On my last post I explained how the bank that handles my business has a lenghty process for sending out an ATM card. Now, I’m sure the people who work for the bank are just as impatient as I am if they were in my shoes, but they have their wrists tied as employees.

This is the case for most businesses that operate with a busines-as-usual mindset. Still, that doesn’t mean they can’t do something about it.

Like what?

Not making excuses.

For example, last weekend I was having lunch with family members at a very well known restaurant. Everything was great up until the moment we noticed that our respective orders were arriving one by one, and quite late one after the other. My uncle was pissed and gently pointed this out to our waiter, but the waiter didn’t like being put in the hot seat and promptly passed the blame to the kitchen staff.

What!?

Live your values

Now, this isn’t about being a good professional. It has nothing to do with being smarter than everyoene else. It’s about being a great person for yourself and the business you work for.

If that is how you act, making excuses and not being accountable, then that is how your company acts. That’s what people remember, whether you like it or not. Values, whether they’re made explicit or not, exist in every business. It’s how you conduct yourselves, how you treat people and how you treat each other. In most places, values are written but rarely lived.

There is a scene in the movie Patch Adams where Philip Seymour Hoffman’s character, the one who is focused on being smarter than everyone else, tells Patch Adams that “he can’t get” a particular patient to eat:

This is what living your values looks like. Patch Adams philosophy is to cure people through laughter, which makes patients forget their troubles; and they all love him for it.

Outbehave the competition

For smart, innovative companies business as usual is the enemy; they aim to exceed expectations by living their values. For example, startups outthink and outexecute incumbents, but they don’t win by just working harder; but by working harder at the things that matter: caring and giving more.
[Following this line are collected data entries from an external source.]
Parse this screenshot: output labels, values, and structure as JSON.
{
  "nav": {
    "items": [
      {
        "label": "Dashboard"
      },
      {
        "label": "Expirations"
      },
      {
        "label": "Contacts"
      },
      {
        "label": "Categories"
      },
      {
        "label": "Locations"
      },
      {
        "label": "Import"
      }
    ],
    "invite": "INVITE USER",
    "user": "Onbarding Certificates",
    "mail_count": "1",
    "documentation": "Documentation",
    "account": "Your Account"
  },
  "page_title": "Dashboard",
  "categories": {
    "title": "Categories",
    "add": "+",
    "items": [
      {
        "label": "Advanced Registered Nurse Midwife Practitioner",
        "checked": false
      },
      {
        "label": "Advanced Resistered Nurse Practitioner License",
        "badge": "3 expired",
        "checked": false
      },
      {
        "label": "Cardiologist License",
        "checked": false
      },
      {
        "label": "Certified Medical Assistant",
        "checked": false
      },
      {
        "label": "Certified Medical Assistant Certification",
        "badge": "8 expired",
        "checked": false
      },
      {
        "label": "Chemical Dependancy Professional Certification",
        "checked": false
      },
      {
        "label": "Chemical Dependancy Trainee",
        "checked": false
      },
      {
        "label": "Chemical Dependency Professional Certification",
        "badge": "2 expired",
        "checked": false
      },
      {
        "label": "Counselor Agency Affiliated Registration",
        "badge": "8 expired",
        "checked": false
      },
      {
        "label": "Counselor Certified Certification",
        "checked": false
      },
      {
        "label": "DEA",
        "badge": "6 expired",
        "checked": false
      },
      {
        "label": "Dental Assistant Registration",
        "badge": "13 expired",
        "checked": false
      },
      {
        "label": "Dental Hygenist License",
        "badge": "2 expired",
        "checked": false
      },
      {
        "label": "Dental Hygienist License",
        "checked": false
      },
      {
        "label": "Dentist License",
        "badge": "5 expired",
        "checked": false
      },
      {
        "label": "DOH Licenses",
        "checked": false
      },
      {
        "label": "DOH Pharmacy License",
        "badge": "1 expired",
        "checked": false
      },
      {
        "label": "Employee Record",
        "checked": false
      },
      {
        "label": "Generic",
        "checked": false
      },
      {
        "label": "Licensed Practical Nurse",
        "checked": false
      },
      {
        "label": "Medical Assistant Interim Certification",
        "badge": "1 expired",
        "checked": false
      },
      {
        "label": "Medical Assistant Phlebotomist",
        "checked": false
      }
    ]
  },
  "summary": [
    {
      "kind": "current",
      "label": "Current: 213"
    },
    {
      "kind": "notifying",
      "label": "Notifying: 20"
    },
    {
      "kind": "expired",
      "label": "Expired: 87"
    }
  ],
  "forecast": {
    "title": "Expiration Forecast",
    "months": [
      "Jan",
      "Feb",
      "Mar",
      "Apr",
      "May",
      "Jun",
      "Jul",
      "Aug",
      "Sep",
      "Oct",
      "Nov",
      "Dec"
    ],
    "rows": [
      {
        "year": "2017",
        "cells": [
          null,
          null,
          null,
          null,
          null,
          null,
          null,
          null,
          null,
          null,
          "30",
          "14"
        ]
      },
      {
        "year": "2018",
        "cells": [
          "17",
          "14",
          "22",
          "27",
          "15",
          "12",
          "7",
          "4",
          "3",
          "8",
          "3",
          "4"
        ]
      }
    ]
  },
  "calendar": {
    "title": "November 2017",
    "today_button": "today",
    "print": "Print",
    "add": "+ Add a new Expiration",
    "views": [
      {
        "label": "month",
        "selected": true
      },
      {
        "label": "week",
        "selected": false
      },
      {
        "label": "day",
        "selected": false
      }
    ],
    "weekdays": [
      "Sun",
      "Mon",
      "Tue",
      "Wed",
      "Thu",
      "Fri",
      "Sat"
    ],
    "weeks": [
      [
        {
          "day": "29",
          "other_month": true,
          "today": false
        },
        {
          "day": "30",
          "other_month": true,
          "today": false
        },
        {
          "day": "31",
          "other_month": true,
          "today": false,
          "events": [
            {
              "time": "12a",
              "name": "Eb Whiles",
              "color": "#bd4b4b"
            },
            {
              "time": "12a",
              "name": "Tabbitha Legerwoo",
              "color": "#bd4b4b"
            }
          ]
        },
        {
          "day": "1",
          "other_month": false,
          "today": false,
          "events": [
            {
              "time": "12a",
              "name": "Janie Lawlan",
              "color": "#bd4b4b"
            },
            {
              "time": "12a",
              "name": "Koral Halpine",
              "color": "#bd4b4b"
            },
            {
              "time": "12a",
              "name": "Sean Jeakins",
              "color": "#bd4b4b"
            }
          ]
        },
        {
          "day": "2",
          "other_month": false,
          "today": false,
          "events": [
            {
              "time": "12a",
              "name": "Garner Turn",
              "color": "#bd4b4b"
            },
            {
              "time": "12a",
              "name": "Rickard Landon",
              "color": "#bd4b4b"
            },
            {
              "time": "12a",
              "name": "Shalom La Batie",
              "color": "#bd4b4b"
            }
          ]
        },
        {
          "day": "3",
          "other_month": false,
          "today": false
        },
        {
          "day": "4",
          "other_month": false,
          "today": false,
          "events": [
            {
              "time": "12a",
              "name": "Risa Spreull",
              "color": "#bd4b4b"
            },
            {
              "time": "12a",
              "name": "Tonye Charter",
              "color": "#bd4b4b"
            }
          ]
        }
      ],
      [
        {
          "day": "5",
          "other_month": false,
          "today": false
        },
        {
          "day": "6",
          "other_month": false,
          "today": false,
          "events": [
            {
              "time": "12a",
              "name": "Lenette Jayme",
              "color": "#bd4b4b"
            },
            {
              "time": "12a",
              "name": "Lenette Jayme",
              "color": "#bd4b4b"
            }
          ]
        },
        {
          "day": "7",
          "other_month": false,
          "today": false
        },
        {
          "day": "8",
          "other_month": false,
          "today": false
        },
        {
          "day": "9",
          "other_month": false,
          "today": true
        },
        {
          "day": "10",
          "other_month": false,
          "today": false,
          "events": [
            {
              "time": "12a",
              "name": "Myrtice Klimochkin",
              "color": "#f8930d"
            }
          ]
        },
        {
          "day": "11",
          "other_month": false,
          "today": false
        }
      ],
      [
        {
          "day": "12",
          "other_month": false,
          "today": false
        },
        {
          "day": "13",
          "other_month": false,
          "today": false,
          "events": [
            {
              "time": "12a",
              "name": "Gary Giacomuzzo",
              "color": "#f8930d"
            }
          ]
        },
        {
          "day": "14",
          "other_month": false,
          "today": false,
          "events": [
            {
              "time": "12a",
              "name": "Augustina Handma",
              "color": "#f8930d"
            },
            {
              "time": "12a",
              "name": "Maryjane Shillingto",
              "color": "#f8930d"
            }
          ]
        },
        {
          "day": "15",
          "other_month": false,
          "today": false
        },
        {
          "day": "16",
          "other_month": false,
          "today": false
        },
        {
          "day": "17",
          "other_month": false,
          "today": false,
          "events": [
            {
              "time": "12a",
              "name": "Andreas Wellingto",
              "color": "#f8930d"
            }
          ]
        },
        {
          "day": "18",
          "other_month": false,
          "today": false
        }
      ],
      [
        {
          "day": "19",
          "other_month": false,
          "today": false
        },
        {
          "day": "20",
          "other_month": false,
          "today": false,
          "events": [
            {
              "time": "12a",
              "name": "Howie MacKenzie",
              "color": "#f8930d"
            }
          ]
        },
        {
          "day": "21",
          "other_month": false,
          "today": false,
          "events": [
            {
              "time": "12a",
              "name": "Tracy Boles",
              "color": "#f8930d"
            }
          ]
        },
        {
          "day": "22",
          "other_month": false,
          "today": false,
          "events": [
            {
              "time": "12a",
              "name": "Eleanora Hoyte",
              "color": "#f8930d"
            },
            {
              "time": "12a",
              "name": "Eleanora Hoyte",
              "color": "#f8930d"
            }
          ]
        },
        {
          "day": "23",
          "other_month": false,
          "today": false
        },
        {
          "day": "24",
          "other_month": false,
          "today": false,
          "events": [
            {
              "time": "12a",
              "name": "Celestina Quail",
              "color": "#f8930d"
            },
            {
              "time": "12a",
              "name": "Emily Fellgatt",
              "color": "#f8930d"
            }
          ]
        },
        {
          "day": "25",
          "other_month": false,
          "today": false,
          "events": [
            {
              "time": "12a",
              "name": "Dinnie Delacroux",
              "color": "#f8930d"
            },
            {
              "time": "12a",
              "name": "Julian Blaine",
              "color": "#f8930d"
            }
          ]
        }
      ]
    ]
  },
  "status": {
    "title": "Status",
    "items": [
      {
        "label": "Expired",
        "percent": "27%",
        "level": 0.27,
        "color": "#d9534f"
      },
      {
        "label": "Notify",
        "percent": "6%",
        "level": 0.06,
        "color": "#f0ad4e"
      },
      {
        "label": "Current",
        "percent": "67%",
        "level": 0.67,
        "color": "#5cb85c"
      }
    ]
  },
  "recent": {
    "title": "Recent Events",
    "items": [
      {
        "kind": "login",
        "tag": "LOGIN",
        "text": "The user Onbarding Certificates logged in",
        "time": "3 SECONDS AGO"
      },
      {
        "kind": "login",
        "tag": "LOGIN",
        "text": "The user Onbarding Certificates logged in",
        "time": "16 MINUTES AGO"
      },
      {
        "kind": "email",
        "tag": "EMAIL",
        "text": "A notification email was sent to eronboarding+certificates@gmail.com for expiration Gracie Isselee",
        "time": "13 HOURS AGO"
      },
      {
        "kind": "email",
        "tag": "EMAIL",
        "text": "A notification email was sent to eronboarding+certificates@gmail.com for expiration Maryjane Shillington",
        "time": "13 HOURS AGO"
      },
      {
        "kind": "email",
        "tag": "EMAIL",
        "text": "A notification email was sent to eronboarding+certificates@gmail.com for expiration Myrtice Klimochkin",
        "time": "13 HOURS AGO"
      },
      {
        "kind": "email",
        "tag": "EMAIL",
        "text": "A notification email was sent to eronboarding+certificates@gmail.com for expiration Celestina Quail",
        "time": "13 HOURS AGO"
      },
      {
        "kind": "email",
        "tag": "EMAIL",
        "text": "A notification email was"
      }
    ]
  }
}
Values are the soft stuff nobody likes to talk about because it’s all mushy, but it’s also the part that people remember. It’s the stuff that can’t be automated to robots and chatbots. It’s the stuff that makes customers feel understood and taken care of; it’s the glue that sticks.

Your company probably doesn’t have the brightest minds in the world, but you can still be present, pay attention and take care of customers. It’s the low hanging fruit and nobody has a monopoly on being a great human.

Remember, treat others as you want to be treated. Imagine yourself on the other side, wouldn’t you like to be taken care of? Be surprised and awed? That’s how everyone would like to feel too.

Bottom line: Products, services, processes, they can all be copied and always are. So, if you can’t outsmart, you must outbehave: care more, give more, love more, listen more, hustle more.